An interesting read: Edward Teller: The Real Dr. Strangelove
While traveling recently I brought just one of the pile of books I've been reading - I usually have three to five books in process at the same time, not all of which I finish completely. It's this one: Edward Teller: The Real Dr. Strangelove.
Teller's name pops up in a scientific career in areas well away from his famous weapons work, for instance the Jahn-Teller effect in symmetry breaking to remove degenerate orbitals in otherwise symmetric molecules, and the "BET" (BrunauerEmmettTeller) theory of molecular adsorption onto a surface, which deviates from the Langmuir adsorption isotherm, the latter of which assumes adsorption is a single molecule thick, whereas BET describes systems of layers of adsorbed molecules on a surface. (Application of one or the other, both still in use, is situational.)

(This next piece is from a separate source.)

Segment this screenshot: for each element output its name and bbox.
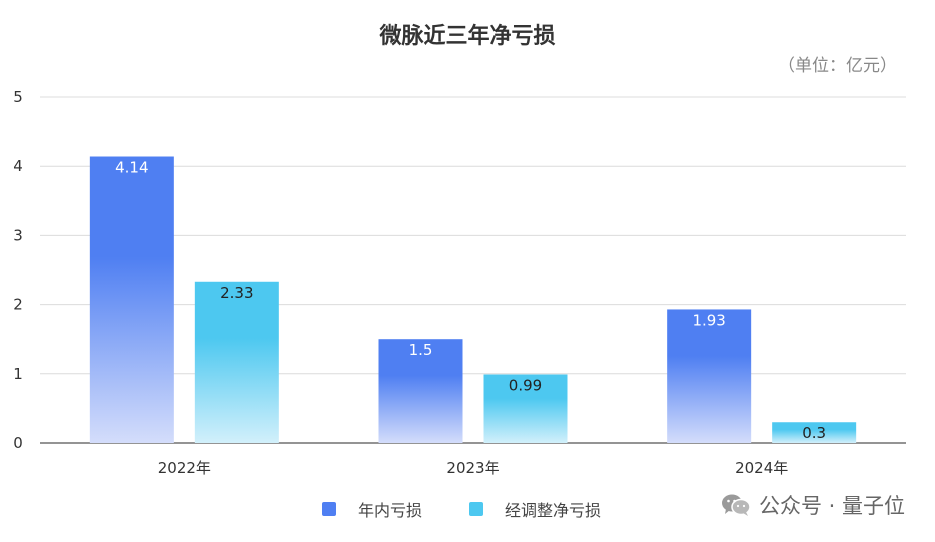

I'm only a little way into the book, but I'm finding the reading intriguing thus far, learning about Teller's odd childhood with an overbearing mother, being the target of bullying as well as he had accidentally amputated part of one foot in a train accident. By the 1930's, I learned of later emergence, well before the Manhattan Project, into a position of respect within scientific circles, so much so that he participated in the writing the drafts, along with Eugene Wigner, of the famous Szilard/Einstein letter that led Roosevelt to initiate the Manhattan Project. Apparently he helped drive Szilard out to Einstein's summer home on Long Island to discuss the letter.
So far the book is sympathetic to the man who hated being associated with "Dr. Strangelove" who is most famous for the development - priority and "credit" such as "credit" might be - to the development of the thermonuclear fusion based nuclear weapon known as the Ulam-Teller design. I have heard that Teller discounted Ulam's contribution, but I haven't gotten that far along in the book.
Teller was a strong proponent of nuclear power - as I am - and is said to have argued, along with Alvin Weinberg and Freeman Dyson that the so called "greenhouse effect" would be a consequence of the unrestricted use of fossil fuels. Of course, Arrhenius predicted as much in the 19th century, so it cannot be said to be original with Weinberg, Dyson (who thought global heating might be a good thing) and Teller.
It's an interesting book thus far. Who knows? I might read the whole damned thing.